Natasha Cloud said their motto this season is “Run it back” — a phrase familiar to generations of basketball players, who hear it after pickup games from teams eager for rematches and from coaches demanding practice-drill perfection.

Get back and get better — it’s what the Mystics hope to do to build on last season.

“For us, you know, ‘Run it back,’ that’s what I was saying every single day this offseason when I was working out because I couldn’t let those three games go against Seattle,” Kristi Toliver added. “I still haven’t. I won’t.”

A few weeks before the Mystics opened training camp Monday, Las Vegas pegged them as 5-to-2 preseason favorites to win the WNBA title. They will benefit from a few things this season, starting with very little roster turnover. Tierra Ruffin-Pratt signed elsewhere in free agency and Monique Currie retired, but most of the Mystics’ core minute-getters are back — as well as big Belgian Emma Meesseman, who took off the 2018 WNBA season to train with her national team in Europe.
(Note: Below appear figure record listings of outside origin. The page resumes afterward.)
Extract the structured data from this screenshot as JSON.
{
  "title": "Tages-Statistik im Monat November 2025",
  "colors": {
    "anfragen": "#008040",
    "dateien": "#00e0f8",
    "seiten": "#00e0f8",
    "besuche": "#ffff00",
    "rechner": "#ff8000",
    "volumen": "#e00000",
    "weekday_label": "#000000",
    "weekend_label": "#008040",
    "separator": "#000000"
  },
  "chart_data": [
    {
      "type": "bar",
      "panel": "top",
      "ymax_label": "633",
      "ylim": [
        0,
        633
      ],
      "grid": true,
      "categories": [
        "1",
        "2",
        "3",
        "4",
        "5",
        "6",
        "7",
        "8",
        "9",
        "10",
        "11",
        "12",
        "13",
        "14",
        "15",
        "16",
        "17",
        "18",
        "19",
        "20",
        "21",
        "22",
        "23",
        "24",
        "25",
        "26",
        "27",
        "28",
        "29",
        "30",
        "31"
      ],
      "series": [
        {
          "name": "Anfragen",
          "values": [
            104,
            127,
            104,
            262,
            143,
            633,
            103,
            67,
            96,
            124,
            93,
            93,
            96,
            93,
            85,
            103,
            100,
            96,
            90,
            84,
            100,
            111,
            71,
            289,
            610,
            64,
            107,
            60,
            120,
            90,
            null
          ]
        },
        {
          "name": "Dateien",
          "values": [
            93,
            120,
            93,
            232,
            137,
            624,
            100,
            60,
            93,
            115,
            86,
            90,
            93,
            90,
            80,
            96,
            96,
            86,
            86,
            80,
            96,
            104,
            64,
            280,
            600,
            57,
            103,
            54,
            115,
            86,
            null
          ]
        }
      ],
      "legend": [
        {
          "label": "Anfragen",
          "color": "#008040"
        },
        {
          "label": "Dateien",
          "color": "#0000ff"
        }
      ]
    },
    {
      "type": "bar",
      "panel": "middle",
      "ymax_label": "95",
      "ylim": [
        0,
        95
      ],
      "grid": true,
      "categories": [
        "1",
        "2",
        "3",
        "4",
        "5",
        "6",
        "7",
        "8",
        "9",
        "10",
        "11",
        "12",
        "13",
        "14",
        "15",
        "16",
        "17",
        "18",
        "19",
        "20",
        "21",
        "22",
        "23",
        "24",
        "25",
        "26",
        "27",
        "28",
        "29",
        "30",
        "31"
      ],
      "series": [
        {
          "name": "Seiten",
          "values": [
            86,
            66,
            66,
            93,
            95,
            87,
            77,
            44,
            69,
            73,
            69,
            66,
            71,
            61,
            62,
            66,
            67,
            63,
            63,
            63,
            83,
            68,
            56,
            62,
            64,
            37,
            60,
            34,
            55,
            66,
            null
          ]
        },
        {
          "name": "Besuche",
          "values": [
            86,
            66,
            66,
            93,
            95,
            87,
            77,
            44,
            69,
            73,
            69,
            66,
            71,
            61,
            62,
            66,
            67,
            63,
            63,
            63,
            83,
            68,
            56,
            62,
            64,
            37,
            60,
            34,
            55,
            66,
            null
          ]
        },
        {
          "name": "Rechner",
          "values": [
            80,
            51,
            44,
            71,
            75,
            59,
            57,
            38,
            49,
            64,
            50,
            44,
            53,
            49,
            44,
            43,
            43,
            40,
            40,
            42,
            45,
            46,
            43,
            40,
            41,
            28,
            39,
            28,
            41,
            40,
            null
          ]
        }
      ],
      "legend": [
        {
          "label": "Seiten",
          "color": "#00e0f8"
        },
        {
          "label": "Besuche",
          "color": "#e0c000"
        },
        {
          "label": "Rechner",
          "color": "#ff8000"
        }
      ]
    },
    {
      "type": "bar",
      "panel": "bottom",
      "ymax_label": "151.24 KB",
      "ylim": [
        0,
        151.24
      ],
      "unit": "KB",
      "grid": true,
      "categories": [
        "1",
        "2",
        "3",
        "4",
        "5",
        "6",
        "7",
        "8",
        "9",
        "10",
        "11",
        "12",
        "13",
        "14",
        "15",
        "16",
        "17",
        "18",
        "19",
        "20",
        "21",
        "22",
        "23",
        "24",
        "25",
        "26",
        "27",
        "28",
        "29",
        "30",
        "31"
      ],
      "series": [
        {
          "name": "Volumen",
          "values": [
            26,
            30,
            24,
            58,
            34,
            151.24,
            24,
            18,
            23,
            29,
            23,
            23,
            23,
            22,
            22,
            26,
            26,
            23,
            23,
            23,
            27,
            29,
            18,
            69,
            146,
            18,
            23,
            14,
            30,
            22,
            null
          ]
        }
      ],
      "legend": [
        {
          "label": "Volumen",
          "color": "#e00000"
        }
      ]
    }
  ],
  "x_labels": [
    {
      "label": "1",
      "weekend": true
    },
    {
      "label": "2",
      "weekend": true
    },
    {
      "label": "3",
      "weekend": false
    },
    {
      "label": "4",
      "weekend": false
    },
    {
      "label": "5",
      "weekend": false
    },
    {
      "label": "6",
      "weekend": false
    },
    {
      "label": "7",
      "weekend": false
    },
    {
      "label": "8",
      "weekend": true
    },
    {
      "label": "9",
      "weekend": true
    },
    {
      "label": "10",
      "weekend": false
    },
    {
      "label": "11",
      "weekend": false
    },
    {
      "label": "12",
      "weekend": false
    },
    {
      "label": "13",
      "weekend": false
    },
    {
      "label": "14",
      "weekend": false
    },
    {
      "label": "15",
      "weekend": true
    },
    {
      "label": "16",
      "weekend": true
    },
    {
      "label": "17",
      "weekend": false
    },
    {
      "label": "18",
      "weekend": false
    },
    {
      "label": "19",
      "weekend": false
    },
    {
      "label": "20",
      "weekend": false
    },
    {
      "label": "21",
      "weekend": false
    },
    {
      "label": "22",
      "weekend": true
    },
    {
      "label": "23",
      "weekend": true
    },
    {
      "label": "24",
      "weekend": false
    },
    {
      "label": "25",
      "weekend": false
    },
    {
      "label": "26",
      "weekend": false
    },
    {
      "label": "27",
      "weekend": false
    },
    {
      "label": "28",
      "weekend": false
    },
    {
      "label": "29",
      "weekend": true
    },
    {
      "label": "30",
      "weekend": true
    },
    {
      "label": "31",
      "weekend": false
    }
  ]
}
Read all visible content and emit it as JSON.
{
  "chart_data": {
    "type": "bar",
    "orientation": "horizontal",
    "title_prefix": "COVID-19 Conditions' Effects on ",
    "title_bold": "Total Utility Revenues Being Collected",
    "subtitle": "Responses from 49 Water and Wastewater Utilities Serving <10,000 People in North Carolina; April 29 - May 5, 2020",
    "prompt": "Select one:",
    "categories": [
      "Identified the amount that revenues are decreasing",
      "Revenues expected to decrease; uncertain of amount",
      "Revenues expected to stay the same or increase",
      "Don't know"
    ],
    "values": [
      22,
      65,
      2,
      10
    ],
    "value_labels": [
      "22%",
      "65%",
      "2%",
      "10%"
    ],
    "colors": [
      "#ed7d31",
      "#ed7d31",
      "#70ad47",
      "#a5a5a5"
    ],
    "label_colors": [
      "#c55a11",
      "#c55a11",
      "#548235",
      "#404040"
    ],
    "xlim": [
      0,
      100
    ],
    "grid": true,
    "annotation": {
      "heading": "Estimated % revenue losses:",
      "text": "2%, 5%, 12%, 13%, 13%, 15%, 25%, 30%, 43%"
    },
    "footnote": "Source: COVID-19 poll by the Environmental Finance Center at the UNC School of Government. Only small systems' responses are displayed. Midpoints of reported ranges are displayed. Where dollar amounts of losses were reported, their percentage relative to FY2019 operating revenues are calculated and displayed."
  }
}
Add in that Seattle, though indisputably the best team of 2018, will have to play without league MVP Breanna Stewart, who ruptured her Achilles in the EuroLeague championship game.

“When you have everybody back and you add a couple good players, that adds to the aura about a team,” Thibault said. “I told our players yesterday in our team meeting that you have to handle being the hunted. You have to understand that you’re getting everybody’s best shot, and that’s why we can’t look too far ahead to anything.”

But Thibault and the players know a return to the Finals is hardly preordained.

“I like having a target on our backs, because it makes us prepare that much harder during the training camp and for the season,” Cloud said.

For the third year, the Mystics will be anchored by Delle Donne, who was the league’s fifth-leading scorer last year (20.7 ppg). Toliver and Cloud make for a threatening backcourt duo on both ends of the floor, and Ariel Atkins and LaToya Sanders figure to round out the starting five until Meesseman acclimates back into the fold.

The Mystics are also excited to play in their new digs in Ward 8, the Entertainment and Sports Arena. After playing at the NBA-sized Capital One Arena for so long — and hopping around from George Washington University to George Mason for 2018 playoff games when Capital One underwent renovations — the 4,200-seat arena is ready for them after hosting the Capital City Go-Go’s debut season in the G League.

“We loved playing in Capital One, but the fans always seemed so far away,” Sanders said. “You couldn’t tell we had 5 to 8,000 fans at a game because everybody was so spread out. It’s important. They pulled out all the stops for us.”

The May 25 regular season opener is still a few weeks out, but Washington will play that game on the road at the Connecticut Sun. The Mystics then will christen their new arena June 1 against the Atlanta Dream — a rematch of the 2018 playoff semifinals.